For over 40 years, Liberty has partnered with the Greater Europe Mission (GEM) through internships. This past summer, 28 students in the John W. Rawlings School of Divinity were part of the GEM’s Ten2 Project (coming from Luke 10:2 which speaks of the harvest being ready but the laborers being few), a summer internship program geared toward college students and recent graduates who are discerning long-term mission work. Teams traveled to 16 locations across Europe and participated in refugee work and partnered alongside local churches in discipleship and evangelism, summer camps, and Vacation Bible School.
Recent graduate April Pelletier (’22) led one of the Ten2 trips to the Camino de Santiago (the Way of St. James), a circulate of ancient pilgrim routes stretching across Europe and coming together at the tomb of St. James in Santiago de Compostela in northwest Spain.
“It’s basically a spiritual pilgrimage that people from all over the world come and walk,” Pelletier said.
Pelletier’s group operated a food truck that they parked at an area of the Camino de Santiago.
“We got to serve and volunteer in those locations and got to take care of not only people’s physical needs while they walked, handing out waters and giving out snacks, but we also got to sit down with them and just talk and hear what their story was and why they were walking.”
She said that this relational way of sharing the Gospel is what GEM is all about.
“Something that GEM says a lot and we really try and live by is that the Gospel spreads at the speed of relationship,” she said. “The Camino specifically was all (about) relationship and getting to talk with these pilgrims, walking and hearing their story and ultimately sharing our story and sharing God’s story through that.”

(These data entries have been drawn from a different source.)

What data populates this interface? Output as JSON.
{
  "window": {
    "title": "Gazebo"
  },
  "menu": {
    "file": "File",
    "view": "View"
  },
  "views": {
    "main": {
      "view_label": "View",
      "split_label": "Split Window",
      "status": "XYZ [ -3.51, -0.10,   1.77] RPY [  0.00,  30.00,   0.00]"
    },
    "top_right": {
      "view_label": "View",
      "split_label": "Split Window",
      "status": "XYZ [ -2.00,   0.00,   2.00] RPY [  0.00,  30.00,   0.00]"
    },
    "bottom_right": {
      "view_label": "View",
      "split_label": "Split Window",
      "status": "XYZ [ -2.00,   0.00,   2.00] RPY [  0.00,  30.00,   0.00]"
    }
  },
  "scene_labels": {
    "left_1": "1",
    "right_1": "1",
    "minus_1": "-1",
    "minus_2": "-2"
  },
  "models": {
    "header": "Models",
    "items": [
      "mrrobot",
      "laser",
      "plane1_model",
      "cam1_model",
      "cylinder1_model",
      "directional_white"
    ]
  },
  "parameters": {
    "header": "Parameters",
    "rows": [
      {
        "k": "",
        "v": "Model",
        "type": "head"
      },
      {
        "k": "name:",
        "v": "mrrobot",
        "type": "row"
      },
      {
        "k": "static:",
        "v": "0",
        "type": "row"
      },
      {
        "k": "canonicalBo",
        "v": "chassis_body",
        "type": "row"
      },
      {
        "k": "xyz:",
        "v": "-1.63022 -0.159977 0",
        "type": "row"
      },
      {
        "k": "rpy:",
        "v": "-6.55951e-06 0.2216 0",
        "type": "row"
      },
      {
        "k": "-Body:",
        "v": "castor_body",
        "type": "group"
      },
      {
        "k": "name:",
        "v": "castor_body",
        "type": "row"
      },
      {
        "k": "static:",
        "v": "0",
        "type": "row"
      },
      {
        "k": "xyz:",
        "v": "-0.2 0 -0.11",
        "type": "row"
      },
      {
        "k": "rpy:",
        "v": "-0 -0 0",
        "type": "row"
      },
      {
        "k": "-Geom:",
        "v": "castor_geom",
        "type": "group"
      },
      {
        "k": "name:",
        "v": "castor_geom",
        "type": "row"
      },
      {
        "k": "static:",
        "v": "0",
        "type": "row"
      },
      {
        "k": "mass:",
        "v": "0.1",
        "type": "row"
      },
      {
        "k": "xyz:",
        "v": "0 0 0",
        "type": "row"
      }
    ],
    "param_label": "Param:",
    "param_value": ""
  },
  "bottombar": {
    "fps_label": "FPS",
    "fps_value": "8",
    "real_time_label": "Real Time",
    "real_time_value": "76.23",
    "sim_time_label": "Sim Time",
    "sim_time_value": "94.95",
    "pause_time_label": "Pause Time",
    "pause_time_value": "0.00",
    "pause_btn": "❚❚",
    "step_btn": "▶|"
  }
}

GEM was one of 40 organizations represented during Liberty’s Global Focus Week last week. GEM Vice President of Mobilization Mike Taylor (’17) was on hand to speak with students.

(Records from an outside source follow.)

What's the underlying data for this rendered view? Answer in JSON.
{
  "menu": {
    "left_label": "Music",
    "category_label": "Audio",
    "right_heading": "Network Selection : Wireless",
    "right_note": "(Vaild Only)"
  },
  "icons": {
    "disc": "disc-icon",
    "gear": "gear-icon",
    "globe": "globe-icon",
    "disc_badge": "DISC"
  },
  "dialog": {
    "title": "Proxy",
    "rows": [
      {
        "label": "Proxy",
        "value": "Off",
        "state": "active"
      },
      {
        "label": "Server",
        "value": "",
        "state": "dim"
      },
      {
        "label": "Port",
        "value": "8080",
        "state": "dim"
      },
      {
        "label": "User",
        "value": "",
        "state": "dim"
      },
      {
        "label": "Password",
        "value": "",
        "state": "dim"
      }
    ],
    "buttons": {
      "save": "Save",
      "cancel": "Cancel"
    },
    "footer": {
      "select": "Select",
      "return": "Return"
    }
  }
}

“We love what the Lord’s doing here (at Liberty), and we really sense the Lord is raising up a new generation of not just missionaries, but leaders and ministers,” Taylor said, adding that GEM values Liberty’s partnership.

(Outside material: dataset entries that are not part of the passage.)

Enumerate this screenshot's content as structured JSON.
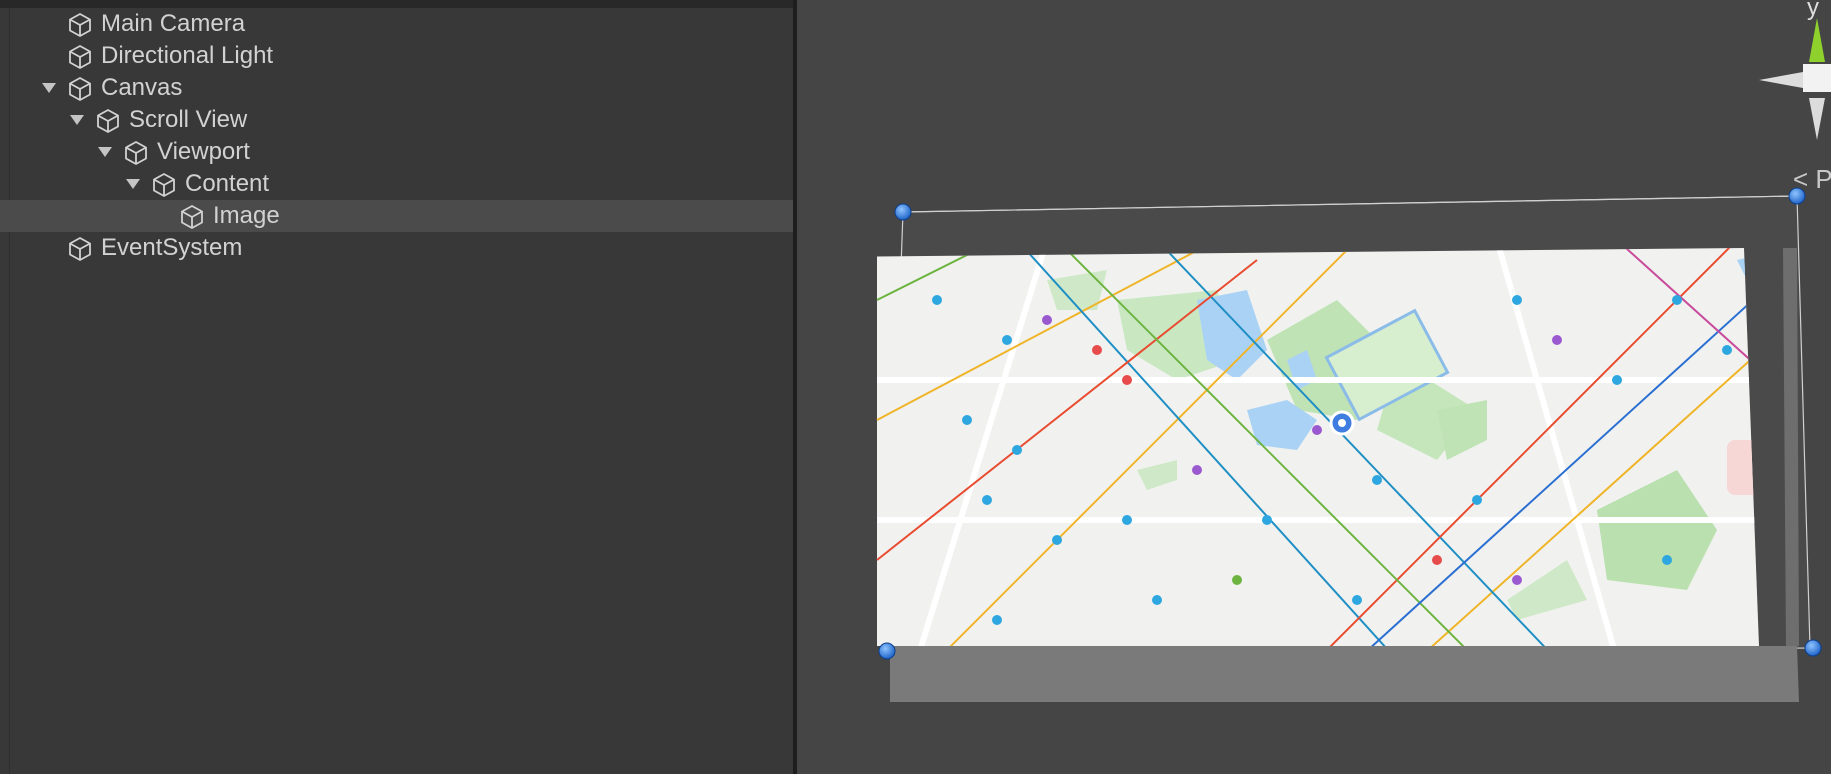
{
  "hierarchy": {
    "items": [
      {
        "label": "Main Camera",
        "depth": 0,
        "expanded": null,
        "selected": false
      },
      {
        "label": "Directional Light",
        "depth": 0,
        "expanded": null,
        "selected": false
      },
      {
        "label": "Canvas",
        "depth": 0,
        "expanded": true,
        "selected": false
      },
      {
        "label": "Scroll View",
        "depth": 1,
        "expanded": true,
        "selected": false
      },
      {
        "label": "Viewport",
        "depth": 2,
        "expanded": true,
        "selected": false
      },
      {
        "label": "Content",
        "depth": 3,
        "expanded": true,
        "selected": false
      },
      {
        "label": "Image",
        "depth": 4,
        "expanded": null,
        "selected": true
      },
      {
        "label": "EventSystem",
        "depth": 0,
        "expanded": null,
        "selected": false
      }
    ]
  },
  "scene": {
    "projection_label": "< Per",
    "gizmo_y_label": "y",
    "selected_object": "Image",
    "map_content": "city map image (Beijing area)"
  },
  "colors": {
    "panel_bg": "#383838",
    "scene_bg": "#454545",
    "selection_bg": "#4b4b4b",
    "handle_blue": "#2f7fe0",
    "gizmo_green": "#8ed12c",
    "map_bg": "#f1f2f0",
    "park_green": "#bfe3b5",
    "water_blue": "#a9d2f5"
  },
  "icons": {
    "hierarchy_object": "cube-icon",
    "foldout": "triangle-down-icon",
    "scene_gizmo": "axis-gizmo-icon"
  }
}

“We’ve got guys and gals on the ground who were (at Liberty) in the 1980s. So the partnership has been (around) for a long time.”
He said out of the 23 universities represented in their summer program, Liberty’s group was the largest. Liberty students made up the majority of the teams’ leaders.
Brayden Hughes (’19), the GEM Regional Mobilizer for Chicago who was also on campus for Global Focus Week, said he attributes the leadership roles to the strong spiritual education and preparation Liberty students receive in the classroom and around campus.
“I think that they are prepared, and I think that is because of the relationships we have at Liberty with people who have served before,” Hughes said. “We know the quality of the students who are here, and we’ve seen that (connection with Liberty) to be helpful and fruitful in the application process.”
“A lot of them have been resident shepherds or community group leaders, and we know what that means and the training that they’re getting through that,” he added.
Through GEM internships, which are also offered in the spring, the hope is for students to be able to more clearly discern the Lord’s will for the rest of their lives in relation to global mission work.
“I think it was really good for them to step out of their comfort zones and to start to see how God is working not only in their hometowns, but also across the whole world,” Pelletier said. “And the Camino was a great place to see that because we encountered people literally from all over the world.”